Scafell from Eskdale

My memories of this area are from the 60s, plunging into the cool pools of upper Eskdale as relief from the summer sun. Different, but just as pretty to look at are the frozen falls around Throstle Garth below Thorneythwaite crag at the end of November.

This route to Scafell is one of the best. Long. A long trek in through the varying scenary of upper Eskdale. Now the faint paths are obcured by snow and frost, and the wide boggy area of the Great Moss is comfortably and firmly frozen.

Cam Spout, on the far side below Broad Stand and Mickledore and leading to the ridge is just a twist of frozen green ice.

Me, I chose the next indentation between Broad Crag and Scafell Pike with a diagonal upwards traverse across the front of Dow Crag then up to the cwm above Little Narrowcove.

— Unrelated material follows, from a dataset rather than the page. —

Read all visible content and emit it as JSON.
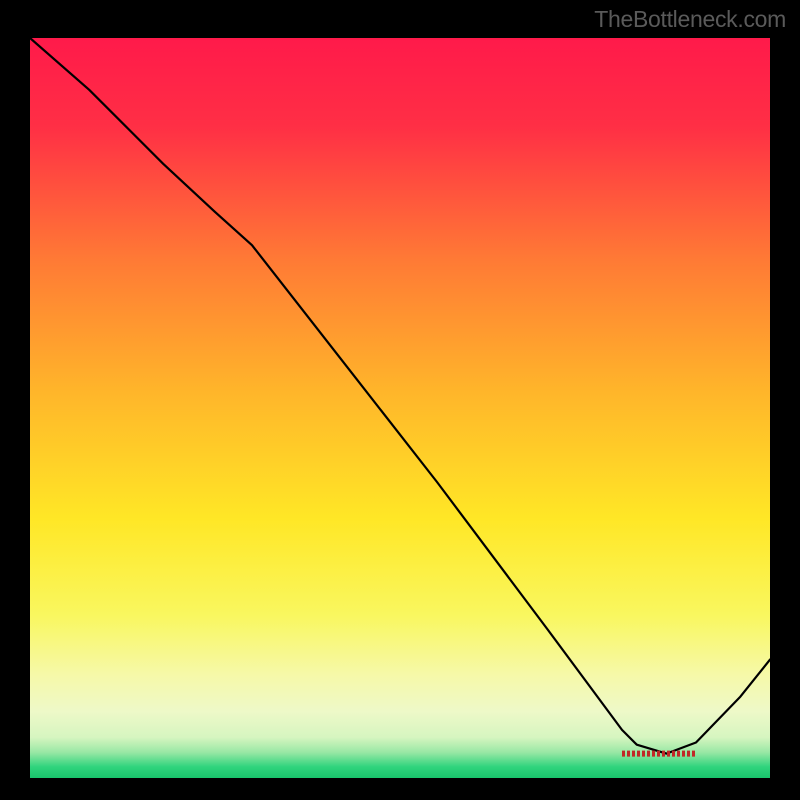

looking down from Dow Crag
.. and up to the Cwm between Broad Cragg on the left & Scafell Pike
There were no footprints here until the ridge. Here the east facing slope of Scafell Pike was a hard packed slope of ice and snow with just a few old and insecure steps kick into the surface. Time for the Grivels! I’d carried crampon all weekend and this was the first time I felt the need for them.
Scafell Pike sumit pile of stones
 Lunchtime on the highest spot in England also meant that it would be dark in a few hours. My way back was over Scafell to the west, and I could make out a snow filled Lord’s Rake below. In the picture you can see the diagonal white strip to the right of the mountain mass.
Scafell with Lord’s Rake to right
start of Lord’s Rake (figures at top)
 In case of mist you have to remember ‘up three times, down twice’ for Lord’s Rake.
The final section of Lord’s Rake before the left turn up to the top of Scafell
From the top of Scafell a final look at the panorama to the east (here with Scafell Pike) before the long race down the ridge to beat approaching dark. [click to enlarge!]